My union values social justice
Name: Ivonne Santizo
Occupation: Lab assistant at Royal Jubilee Hospital (RJH) in Victoria
Union: HEU
Hospital Employees’ Union member Ivonne Santizo works as a lab assistant at Royal Jubilee Hospital (RJH) in Victoria.
“An important part of being in a union is being treated fairly and with respect,” says Ivonne. “It makes a big difference to come to a job where you are treated fairly, where your rights as a human being are respected.”
Born in Guatemala, she immigrated to B.C. in 1984. Ivonne couldn’t speak English when she came to Canada as a teenager. She self-taught herself English by watching TV – mostly soap operas.
Today Ivonne is bilingual – fluent in both Spanish and English.
And Ivonne loves to help people. “I can explain their rights to people who don’t know them, be a voice to speak for them and defend them,” says Ivonne. “The right to union representation is really important. My union gives job security and support to workers who need help.”
“My courage and strength I owe to my father,” says Ivonne. “He taught me to believe that if you work really hard and believe in a cause, you will make a difference, and that is what the union is all about. My passion for fairness and helping people comes from my mother who taught me to be kind, to help people without expecting anything in return and to treat others as you’d like to be treated.”
Ivonne graduated from grade 12 in Nanaimo, followed by working for two years in non-union jobs. Hard-working single mom Ivonne then moved her son and daughter to New Jersey, USA where she trained and worked for five years as a medical lab assistant.

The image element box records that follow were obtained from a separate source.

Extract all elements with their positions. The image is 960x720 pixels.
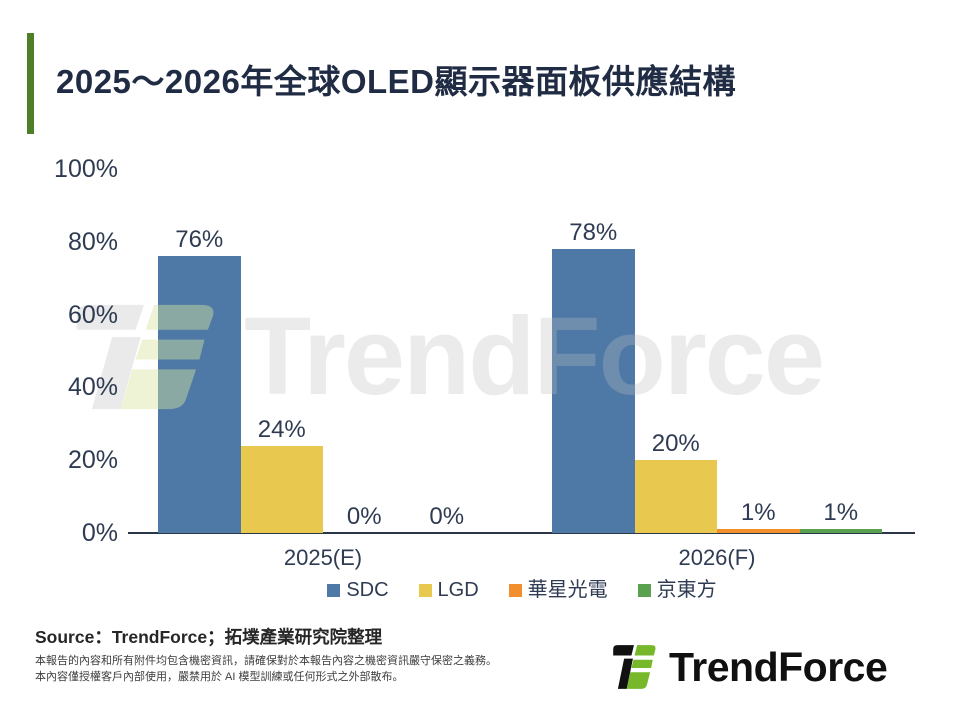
- y-axis-tick-label: 60%: [67, 300, 118, 329]
- y-axis-tick-label: 80%: [67, 227, 118, 256]
- legend-item-SDC: SDC: [327, 578, 389, 602]
- bar-value-label: 1%: [823, 499, 859, 526]
- bar-value-label: 0%: [346, 503, 382, 530]
- category-label-2025(E): 2025(E): [283, 545, 363, 570]
- x-axis-line: [128, 532, 915, 534]
- legend-label: 華星光電: [527, 579, 608, 601]
- page-title: 2025～2026年全球OLED顯示器面板供應結構: [56, 63, 736, 100]
- legend-item-京東方: 京東方: [637, 578, 717, 602]
- trendforce-logo-icon: [613, 645, 656, 689]
- source-text: Source：TrendForce；拓墣產業研究院整理: [35, 627, 383, 647]
- bar-SDC-2026(F): [552, 249, 635, 533]
- trendforce-logo-text: TrendForce: [669, 644, 888, 690]
- legend-label: SDC: [346, 579, 389, 601]
- y-axis-tick-label: 20%: [67, 446, 118, 475]
- bar-value-label: 78%: [569, 219, 618, 246]
- legend-item-LGD: LGD: [418, 578, 479, 602]
- legend-swatch: [508, 583, 522, 597]
- legend-label: LGD: [437, 579, 479, 601]
- title-accent-bar: [27, 33, 34, 134]
- bar-value-label: 20%: [651, 430, 700, 457]
- bar-SDC-2025(E): [158, 256, 241, 533]
- bar-LGD-2025(E): [240, 446, 323, 533]
- bar-京東方-2026(F): [799, 529, 882, 533]
- chart-legend: SDC LGD 華星光電 京東方: [84, 578, 960, 602]
- bar-LGD-2026(F): [634, 460, 717, 533]
- legend-swatch: [637, 583, 651, 597]
- disclaimer-line-2: 本內容僅授權客戶內部使用，嚴禁用於 AI 模型訓練或任何形式之外部散布。: [35, 671, 404, 683]
- bar-value-label: 76%: [175, 226, 224, 253]
- bar-value-label: 1%: [740, 499, 776, 526]
- category-label-2026(F): 2026(F): [678, 545, 756, 570]
- bar-華星光電-2026(F): [717, 529, 800, 533]
- trendforce-logo: TrendForce: [608, 640, 888, 694]
- disclaimer-line-1: 本報告的內容和所有附件均包含機密資訊，請確保對於本報告內容之機密資訊嚴守保密之義…: [35, 655, 497, 667]
- legend-item-華星光電: 華星光電: [508, 578, 608, 602]
- y-axis-tick-label: 100%: [54, 155, 118, 183]
- bar-value-label: 24%: [257, 416, 306, 443]
- legend-swatch: [327, 583, 341, 597]
- y-axis-tick-label: 40%: [67, 373, 118, 402]
- legend-swatch: [418, 583, 432, 597]
- y-axis-tick-label: 0%: [81, 519, 118, 547]
- legend-label: 京東方: [656, 579, 717, 601]
- bar-value-label: 0%: [429, 503, 465, 530]
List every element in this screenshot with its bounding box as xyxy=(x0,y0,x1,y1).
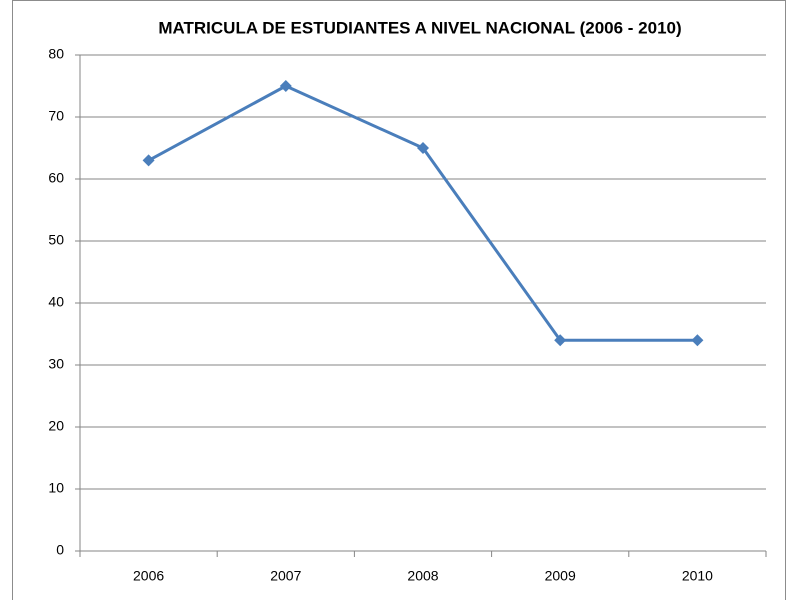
y-tick-label: 40 xyxy=(48,294,64,310)
chart-frame xyxy=(12,0,786,600)
data-point xyxy=(279,80,292,92)
y-tick-label: 10 xyxy=(48,480,64,496)
data-point xyxy=(554,334,567,347)
x-tick-label: 2007 xyxy=(270,568,301,584)
data-point xyxy=(142,154,155,167)
data-point xyxy=(417,142,429,154)
y-tick-label: 80 xyxy=(48,46,64,62)
y-tick-label: 70 xyxy=(48,108,64,124)
y-tick-label: 50 xyxy=(48,232,64,248)
y-tick-label: 60 xyxy=(48,170,64,186)
x-tick-label: 2009 xyxy=(545,568,576,584)
x-tick-label: 2008 xyxy=(407,568,438,584)
y-tick-label: 30 xyxy=(48,356,64,372)
data-point xyxy=(691,334,704,347)
x-tick-label: 2006 xyxy=(133,568,164,584)
chart-title: MATRICULA DE ESTUDIANTES A NIVEL NACIONA… xyxy=(158,18,681,37)
y-tick-label: 20 xyxy=(48,418,64,434)
x-tick-label: 2010 xyxy=(682,568,713,584)
y-tick-label: 0 xyxy=(56,542,64,558)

Missing extended family, Ivonne and her kids returned to Victoria in 2006 and she started working at RJH in 2007.
Ivonne’s job as a lab assistant at RJH includes drawing blood, preparing blood for testing and accessioning (receiving, sorting and processing lab specimens). But she says the highlight of her job is getting to know people and listening to their stories.

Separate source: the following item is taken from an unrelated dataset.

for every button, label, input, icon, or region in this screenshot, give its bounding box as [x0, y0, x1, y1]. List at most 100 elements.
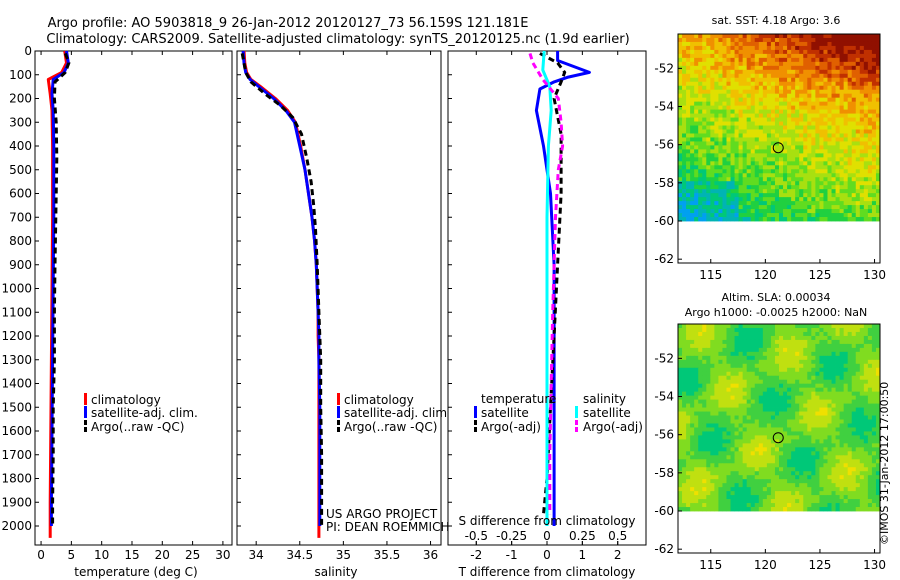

Ivonne participates on her union local executive because she believes that working people need to be treated with respect, that working together is the main key to change and that unity gives strength to HEU’s membership. She is the local secretary-treasurer, a shop steward and serves on the joint occupational health and safety committee and the workplace safety committee.
Ivonne’s two children are now on their own, so Ivonne now devotes more energy to her beloved dog and to union activities. She has taken table officers’ training, been a BC Fed convention delegate and twice been an HEU convention delegate. During HEU’s November 2014 convention, Ivonne was awarded HEU’s Social Justice Award which honors her contribution to the struggle for social justice.